In this paper we examine the class of two-dimensional partial orderings from the perspective of undecidability. We shall see that from this perspective the class of 2dpo's is more similar to the class of all partial orderings than to its one-dimensional subclass, the class of all linear orderings. More specifically, we shall describe an argument which lends itself to proofs of the following four results:
(A) the theory of 2dpo's is undecidable:
(B) the theory of 2dpo's is recursively inseparable from the set of sentences refutable in some finite 2dpo;
(C) there is a sentence which is true in some 2dpo but which has no recursive model;
(D) the theory of planar lattices is undecidable.
It is known that the theory of linear orderings is decidable (Lauchli and Leonard [4]). On the other hand, the theories of partial orderings and lattices were shown to be undecidable by Tarski [14], and that each of these theories is recursively inseparable from its finitely refutable statements was shown by Taitslin [13]. Thus, the complexity of the theories of partial orderings and lattices is, by (A), (B) and (D), already reflected in the 2dpo's and planar lattices.

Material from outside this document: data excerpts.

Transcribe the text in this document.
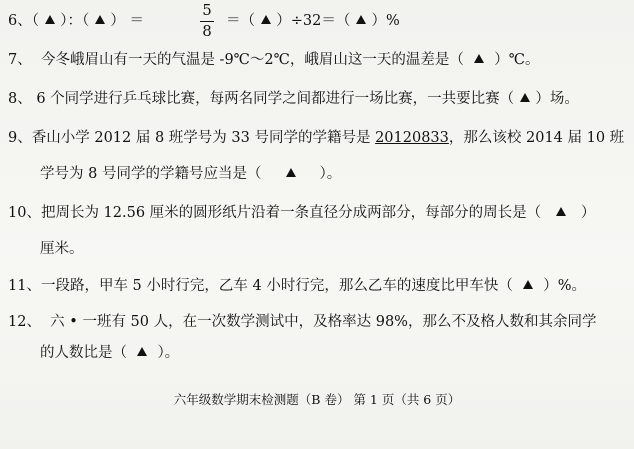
6、（ ）：（ ） ＝
5
8
＝（ ）÷32＝（ ）%
7、 今冬峨眉山有一天的气温是 -9℃～2℃，峨眉山这一天的温差是（ ）℃。
8、 6 个同学进行乒乓球比赛，每两名同学之间都进行一场比赛，一共要比赛（ ）场。
9、香山小学 2012 届 8 班学号为 33 号同学的学籍号是 20120833，那么该校 2014 届 10 班
学号为 8 号同学的学籍号应当是（	）。
10、把周长为 12.56 厘米的圆形纸片沿着一条直径分成两部分，每部分的周长是（	）
厘米。
11、一段路，甲车 5 小时行完，乙车 4 小时行完，那么乙车的速度比甲车快（ ）%。
12、 六 • 一班有 50 人，在一次数学测试中，及格率达 98%，那么不及格人数和其余同学
的人数比是（ ）。
六年级数学期末检测题（B 卷） 第 1 页（共 6 页）
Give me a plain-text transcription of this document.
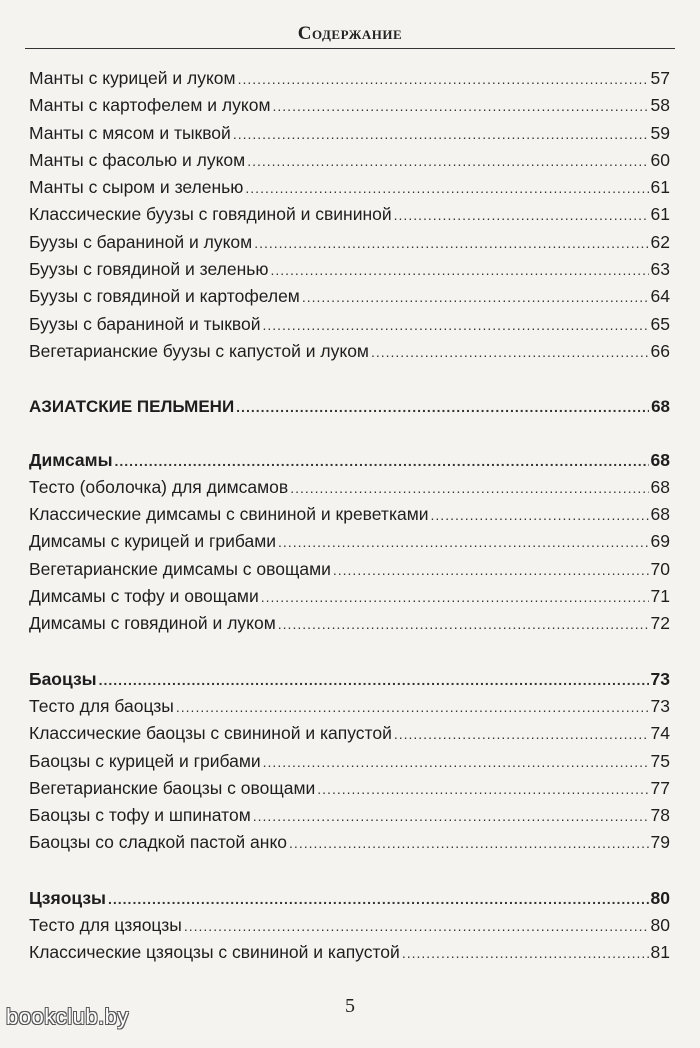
Содержание
Манты с курицей и луком .....	57
Манты с картофелем и луком .....	58
Манты с мясом и тыквой .....	59
Манты с фасолью и луком .....	60
Манты с сыром и зеленью .....	61
Классические буузы с говядиной и свининой .....	61
Буузы с бараниной и луком .....	62
Буузы с говядиной и зеленью .....	63
Буузы с говядиной и картофелем .....	64
Буузы с бараниной и тыквой .....	65
Вегетарианские буузы с капустой и луком .....	66
АЗИАТСКИЕ ПЕЛЬМЕНИ .....	68
Димсамы .....	68
Тесто (оболочка) для димсамов .....	68
Классические димсамы с свининой и креветками .....	68
Димсамы с курицей и грибами .....	69
Вегетарианские димсамы с овощами .....	70
Димсамы с тофу и овощами .....	71
Димсамы с говядиной и луком .....	72
Баоцзы .....	73
Тесто для баоцзы .....	73
Классические баоцзы с свининой и капустой .....	74
Баоцзы с курицей и грибами .....	75
Вегетарианские баоцзы с овощами .....	77
Баоцзы с тофу и шпинатом .....	78
Баоцзы со сладкой пастой анко .....	79
Цзяоцзы .....	80
Тесто для цзяоцзы .....	80
Классические цзяоцзы с свининой и капустой .....	81
5
bookclub.by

As pointed out by J. Schmerl, bipartite graphs can be coded into 2dpo's, so that (A) and (B) could also be obtained by applying a Rabin-Scott style argument [9] to Rogers' result [11] that the theory of bipartite graphs is undecidable and to Lavrov's result [5] that the theory of bipartite graphs is recursively inseparable from the set of sentences refutable in some finite bipartite graph. (However, (C) and (D) do not seem to follow from this type of argument.)